“I'd Rather have Weird than Boring”: How Simone Giertz Lives Small
“If I could choose, I would probably want to live in Bilbo Baggins’s home. That's kind of like the pinnacle of cosiness to me”, Simone Giertz told Never Too Small with a laugh. A fantasy that is not terribly far from her reality. The 58 square metres (or 630 square feet) bungalow the Los Angeles–based inventor and product designer shares with her cat Foots and dogs Scraps and Tobin is a cosy trove of whimsical objects, furniture, and decor; it is also the perfect embodiment of her self-declared design mantra: “I'd rather have weird than boring”.

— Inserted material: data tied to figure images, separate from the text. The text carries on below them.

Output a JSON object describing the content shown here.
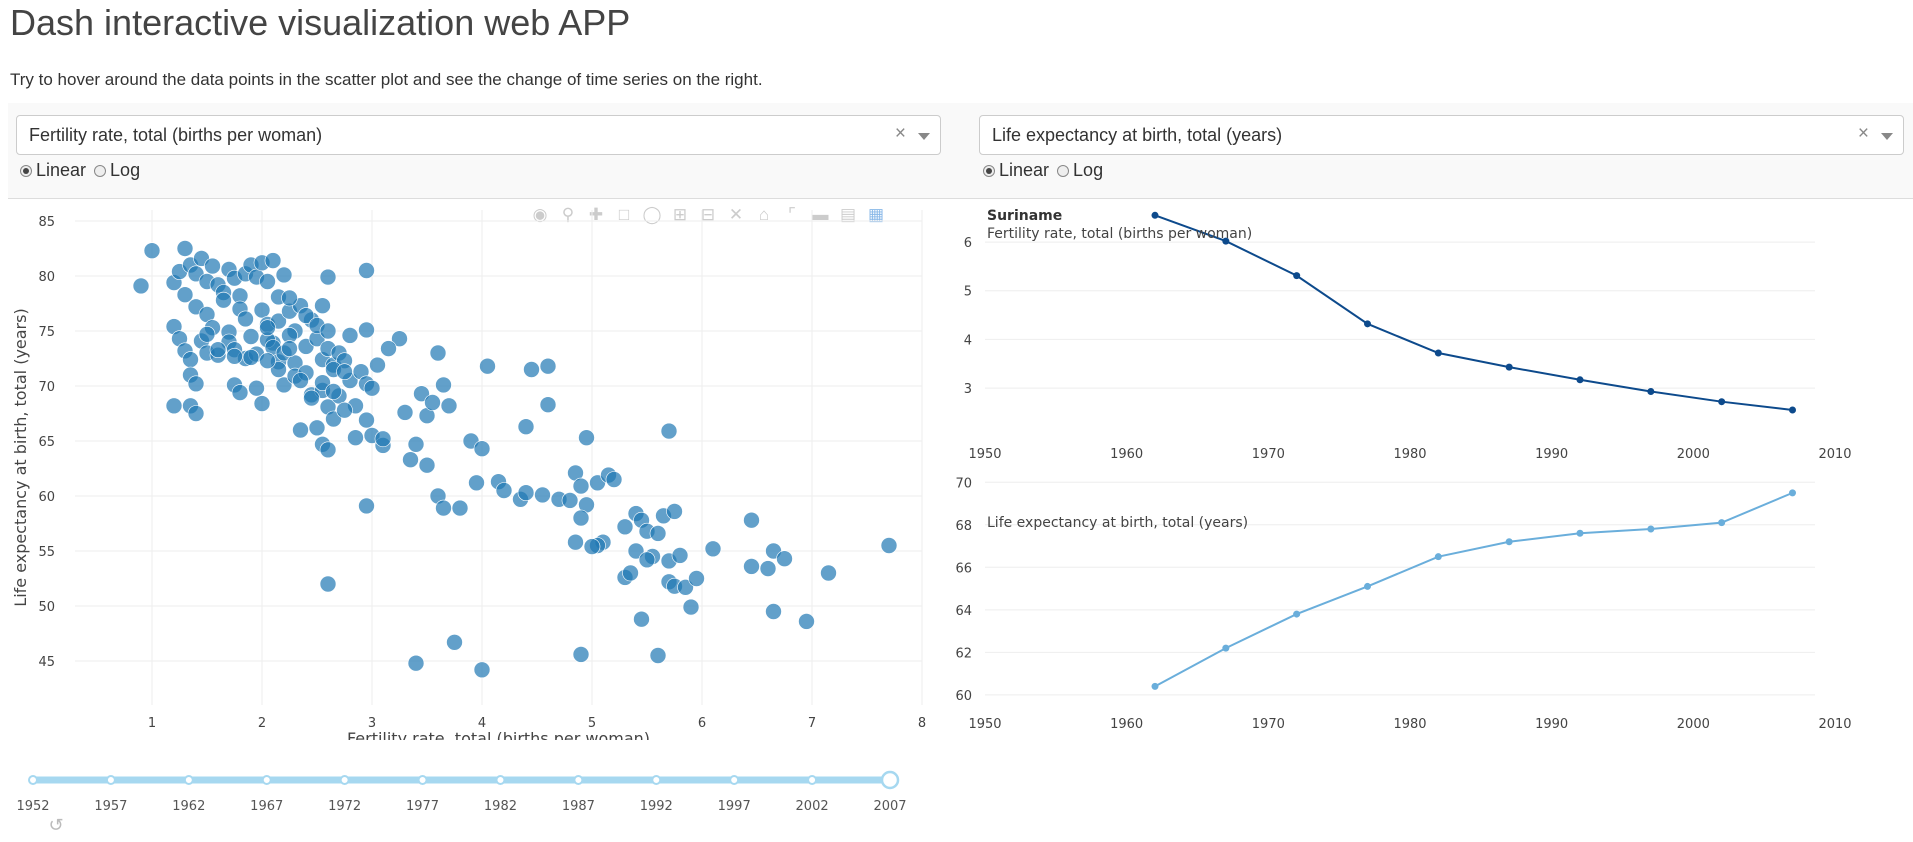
{
  "page": {
    "title": "Dash interactive visualization web APP",
    "subtitle": "Try to hover around the data points in the scatter plot and see the change of time series on the right."
  },
  "controls": {
    "left": {
      "dropdown_value": "Fertility rate, total (births per woman)",
      "clear": "×",
      "radio_options": [
        "Linear",
        "Log"
      ],
      "selected": "Linear"
    },
    "right": {
      "dropdown_value": "Life expectancy at birth, total (years)",
      "clear": "×",
      "radio_options": [
        "Linear",
        "Log"
      ],
      "selected": "Linear"
    }
  },
  "modebar_icons": [
    "camera-icon",
    "zoom-icon",
    "pan-icon",
    "box-select-icon",
    "lasso-icon",
    "zoom-in-icon",
    "zoom-out-icon",
    "autoscale-icon",
    "reset-axes-icon",
    "spike-lines-icon",
    "hover-closest-icon",
    "hover-compare-icon",
    "plotly-logo-icon"
  ],
  "colors": {
    "scatter": "#1f77b4",
    "series_top": "#0d4a8c",
    "series_bottom": "#6aaedb",
    "slider": "#a6d8f0",
    "grid": "#eeeeee"
  },
  "chart_data": [
    {
      "type": "scatter",
      "xlabel": "Fertility rate, total (births per woman)",
      "ylabel": "Life expectancy at birth, total (years)",
      "xlim": [
        0.3,
        8.0
      ],
      "ylim": [
        41,
        86
      ],
      "xticks": [
        1,
        2,
        3,
        4,
        5,
        6,
        7,
        8
      ],
      "yticks": [
        45,
        50,
        55,
        60,
        65,
        70,
        75,
        80,
        85
      ],
      "points": [
        [
          0.9,
          79.1
        ],
        [
          1.0,
          82.3
        ],
        [
          1.2,
          79.4
        ],
        [
          1.25,
          80.4
        ],
        [
          1.3,
          82.5
        ],
        [
          1.35,
          81.0
        ],
        [
          1.4,
          80.2
        ],
        [
          1.45,
          81.6
        ],
        [
          1.3,
          78.3
        ],
        [
          1.5,
          79.5
        ],
        [
          1.55,
          80.9
        ],
        [
          1.6,
          79.2
        ],
        [
          1.65,
          78.5
        ],
        [
          1.7,
          80.6
        ],
        [
          1.75,
          79.8
        ],
        [
          1.8,
          78.2
        ],
        [
          1.85,
          80.2
        ],
        [
          1.9,
          81.0
        ],
        [
          1.95,
          79.9
        ],
        [
          2.0,
          81.2
        ],
        [
          2.05,
          79.5
        ],
        [
          2.1,
          81.4
        ],
        [
          2.15,
          78.1
        ],
        [
          2.2,
          80.1
        ],
        [
          1.4,
          77.2
        ],
        [
          1.5,
          76.5
        ],
        [
          1.55,
          75.3
        ],
        [
          1.65,
          77.8
        ],
        [
          1.7,
          74.9
        ],
        [
          1.8,
          77.0
        ],
        [
          1.85,
          76.1
        ],
        [
          1.9,
          74.5
        ],
        [
          2.0,
          76.9
        ],
        [
          2.05,
          75.6
        ],
        [
          2.1,
          73.9
        ],
        [
          2.15,
          75.9
        ],
        [
          2.25,
          76.8
        ],
        [
          2.3,
          75.0
        ],
        [
          2.35,
          77.3
        ],
        [
          2.45,
          76.0
        ],
        [
          1.2,
          75.4
        ],
        [
          1.25,
          74.3
        ],
        [
          1.3,
          73.2
        ],
        [
          1.35,
          72.4
        ],
        [
          1.45,
          74.1
        ],
        [
          1.5,
          73.0
        ],
        [
          1.6,
          72.8
        ],
        [
          1.7,
          74.0
        ],
        [
          1.75,
          73.3
        ],
        [
          1.85,
          72.5
        ],
        [
          1.95,
          72.9
        ],
        [
          2.05,
          74.2
        ],
        [
          2.1,
          73.5
        ],
        [
          2.15,
          72.2
        ],
        [
          2.2,
          73.0
        ],
        [
          2.25,
          74.6
        ],
        [
          2.3,
          72.1
        ],
        [
          2.4,
          73.6
        ],
        [
          2.5,
          74.3
        ],
        [
          2.55,
          72.4
        ],
        [
          2.6,
          73.4
        ],
        [
          2.65,
          71.9
        ],
        [
          2.7,
          73.0
        ],
        [
          2.75,
          72.3
        ],
        [
          1.35,
          71.0
        ],
        [
          1.4,
          70.2
        ],
        [
          1.75,
          70.1
        ],
        [
          1.8,
          69.4
        ],
        [
          1.95,
          69.8
        ],
        [
          2.0,
          68.4
        ],
        [
          2.15,
          71.5
        ],
        [
          2.2,
          70.1
        ],
        [
          2.3,
          70.9
        ],
        [
          2.45,
          69.2
        ],
        [
          2.55,
          69.6
        ],
        [
          2.6,
          68.1
        ],
        [
          2.7,
          69.1
        ],
        [
          2.8,
          70.5
        ],
        [
          2.85,
          68.2
        ],
        [
          2.9,
          71.3
        ],
        [
          2.95,
          70.2
        ],
        [
          3.0,
          69.8
        ],
        [
          3.05,
          71.9
        ],
        [
          2.65,
          67.0
        ],
        [
          2.75,
          67.8
        ],
        [
          2.5,
          66.2
        ],
        [
          2.35,
          66.0
        ],
        [
          2.55,
          64.7
        ],
        [
          2.6,
          64.2
        ],
        [
          2.85,
          65.3
        ],
        [
          2.95,
          66.9
        ],
        [
          3.0,
          65.5
        ],
        [
          3.1,
          64.6
        ],
        [
          3.1,
          65.2
        ],
        [
          3.25,
          74.3
        ],
        [
          3.15,
          73.4
        ],
        [
          1.2,
          68.2
        ],
        [
          1.35,
          68.2
        ],
        [
          1.4,
          67.5
        ],
        [
          2.25,
          78.0
        ],
        [
          2.4,
          76.4
        ],
        [
          2.55,
          77.3
        ],
        [
          2.6,
          79.9
        ],
        [
          2.8,
          74.6
        ],
        [
          2.95,
          75.1
        ],
        [
          2.95,
          80.5
        ],
        [
          3.3,
          67.6
        ],
        [
          3.45,
          69.3
        ],
        [
          3.5,
          67.3
        ],
        [
          3.55,
          68.5
        ],
        [
          3.6,
          73.0
        ],
        [
          3.65,
          70.1
        ],
        [
          3.7,
          68.2
        ],
        [
          4.05,
          71.8
        ],
        [
          4.45,
          71.5
        ],
        [
          4.6,
          71.8
        ],
        [
          4.6,
          68.3
        ],
        [
          4.4,
          66.3
        ],
        [
          3.4,
          64.7
        ],
        [
          3.35,
          63.3
        ],
        [
          3.5,
          62.8
        ],
        [
          3.6,
          60.0
        ],
        [
          3.65,
          58.9
        ],
        [
          3.8,
          58.9
        ],
        [
          3.9,
          65.0
        ],
        [
          4.0,
          64.3
        ],
        [
          3.95,
          61.2
        ],
        [
          4.15,
          61.3
        ],
        [
          4.2,
          60.5
        ],
        [
          4.35,
          59.7
        ],
        [
          4.4,
          60.3
        ],
        [
          4.55,
          60.1
        ],
        [
          4.7,
          59.7
        ],
        [
          4.8,
          59.6
        ],
        [
          4.85,
          62.1
        ],
        [
          4.9,
          60.9
        ],
        [
          4.95,
          59.2
        ],
        [
          4.9,
          58.0
        ],
        [
          4.95,
          65.3
        ],
        [
          5.05,
          61.2
        ],
        [
          5.15,
          61.9
        ],
        [
          5.2,
          61.5
        ],
        [
          5.1,
          55.8
        ],
        [
          5.05,
          55.5
        ],
        [
          5.3,
          57.2
        ],
        [
          5.4,
          58.4
        ],
        [
          5.45,
          57.8
        ],
        [
          5.5,
          56.8
        ],
        [
          5.55,
          54.5
        ],
        [
          5.6,
          56.6
        ],
        [
          5.65,
          58.2
        ],
        [
          5.75,
          58.6
        ],
        [
          5.7,
          54.1
        ],
        [
          5.8,
          54.6
        ],
        [
          5.3,
          52.6
        ],
        [
          5.35,
          53.0
        ],
        [
          5.7,
          52.2
        ],
        [
          5.75,
          51.8
        ],
        [
          5.85,
          51.7
        ],
        [
          5.95,
          52.5
        ],
        [
          5.9,
          49.9
        ],
        [
          5.45,
          48.8
        ],
        [
          4.85,
          55.8
        ],
        [
          5.0,
          55.4
        ],
        [
          5.4,
          55.0
        ],
        [
          5.5,
          54.2
        ],
        [
          5.7,
          65.9
        ],
        [
          6.1,
          55.2
        ],
        [
          6.45,
          57.8
        ],
        [
          6.45,
          53.6
        ],
        [
          6.6,
          53.4
        ],
        [
          6.65,
          55.0
        ],
        [
          6.75,
          54.3
        ],
        [
          6.65,
          49.5
        ],
        [
          6.95,
          48.6
        ],
        [
          7.15,
          53.0
        ],
        [
          7.7,
          55.5
        ],
        [
          2.6,
          52.0
        ],
        [
          3.4,
          44.8
        ],
        [
          3.75,
          46.7
        ],
        [
          4.0,
          44.2
        ],
        [
          4.9,
          45.6
        ],
        [
          5.6,
          45.5
        ],
        [
          2.95,
          59.1
        ],
        [
          2.05,
          75.3
        ],
        [
          1.5,
          74.7
        ],
        [
          1.6,
          73.3
        ],
        [
          1.75,
          72.7
        ],
        [
          1.9,
          72.6
        ],
        [
          2.05,
          72.3
        ],
        [
          2.25,
          73.4
        ],
        [
          2.5,
          75.5
        ],
        [
          2.6,
          75.0
        ],
        [
          2.65,
          71.5
        ],
        [
          2.75,
          71.3
        ],
        [
          2.55,
          70.3
        ],
        [
          2.45,
          68.9
        ],
        [
          2.65,
          69.5
        ],
        [
          2.4,
          71.2
        ],
        [
          2.35,
          70.5
        ]
      ]
    },
    {
      "type": "line",
      "title": "Suriname",
      "annotation": "Fertility rate, total (births per woman)",
      "xlim": [
        1950,
        2010
      ],
      "ylim": [
        2.2,
        6.7
      ],
      "xticks": [
        1950,
        1960,
        1970,
        1980,
        1990,
        2000,
        2010
      ],
      "yticks": [
        3,
        4,
        5,
        6
      ],
      "x": [
        1962,
        1967,
        1972,
        1977,
        1982,
        1987,
        1992,
        1997,
        2002,
        2007
      ],
      "y": [
        6.55,
        6.02,
        5.31,
        4.32,
        3.72,
        3.43,
        3.17,
        2.93,
        2.72,
        2.55
      ]
    },
    {
      "type": "line",
      "annotation": "Life expectancy at birth, total (years)",
      "xlim": [
        1950,
        2010
      ],
      "ylim": [
        59.9,
        70.2
      ],
      "xticks": [
        1950,
        1960,
        1970,
        1980,
        1990,
        2000,
        2010
      ],
      "yticks": [
        60,
        62,
        64,
        66,
        68,
        70
      ],
      "x": [
        1962,
        1967,
        1972,
        1977,
        1982,
        1987,
        1992,
        1997,
        2002,
        2007
      ],
      "y": [
        60.4,
        62.2,
        63.8,
        65.1,
        66.5,
        67.2,
        67.6,
        67.8,
        68.1,
        69.5
      ]
    }
  ],
  "slider": {
    "marks": [
      "1952",
      "1957",
      "1962",
      "1967",
      "1972",
      "1977",
      "1982",
      "1987",
      "1992",
      "1997",
      "2002",
      "2007"
    ],
    "selected_index": 11
  }
}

Giertz, who is originally from Stockholm, Sweden, started her career building what she described as “shitty” robots – silly, often impractical machines. These days, her attention is more focused on reducing real, day-to-day obstacles: “I try to think a lot about everyday objects and create unique solutions to everyday problems”. She explained that the small home she’s been living in for the past four years has been a big source of inspiration for this switch. (Though, it is not her first small home, as she actually bought, renovated, and lived on an old tugboat in Stockholm when she was twenty.) She elaborated how she thrives in areas with clear parameters, where every inch must be thoughtfully utilised because it poses interesting problems and inspires creative solutions.
The One-bedroom, One-bathroom “Lean Machine”
The one-bedroom, one-bathroom is, as Giertz affectionately calls it, a “lean machine”. It is a place that she’s customised to not only be very functional but also to be restful; a place to recover that feels like “a little spa” for her brain”. She explained, “Since I get a lot of my adventure through work, when I get home, I just want to feel like I’m being held.” In the most literal sense, we see this in the canopy-inspired platform bed she constructed, which maximises the bedroom footprint by creating space beneath it for a dresser, storage, and Tobin’s dog crate while also offering a cosy, comfy retreat.
The bed is just the tip of the iceberg, though; Giertz’s unique approach to living small shines through best in the quirkier and less run-of-the-mill prototypes and products she’s crafted for herself. Take, for example, the oversized thread spool coffee table in the living room (complete with matching button coasters), which has storage within for her knitting yarn. “I just think there's something funny about having ‘bigatures’ – like, big versions of small objects – in a very small house”, she noted as she pointed to Exhibit B, a pair of oversized scissors leaning against the wall in the corner.
Playful solutions and innovations abound: from her “Coat Hingers”, coat hangers that fold in half to cut down on closet depth; to her “Plamp”, a planter–lamp combo; to her two-top dining table that allows her to switch between jigsaw puzzle mode and standard dining mode; to her mechanical fruit bowl that expands or contracts depending on the amount of fruit she has at the time. It all illustrates how, for Giertz, her home is a living experiment, a canvas for her creativity. “One of the good things about being a builder is that nothing has to be permanent,” she explains. “I feel the house is a constant experiment.”
An Experiment in Living
While she acknowledges more space could be nice, Giertz is content with her current setup. “It would be nice to have another bedroom and bathroom – all of that – but for now, it's the perfect space for me”. It also offers the freedom to continue the experimenting she loves so much: “There's not a straight wall in this entire house, and it's just generations upon generations of people kind of winging it. And I really like that because I feel like I can kind of do my own thing and not feel guilty about it”.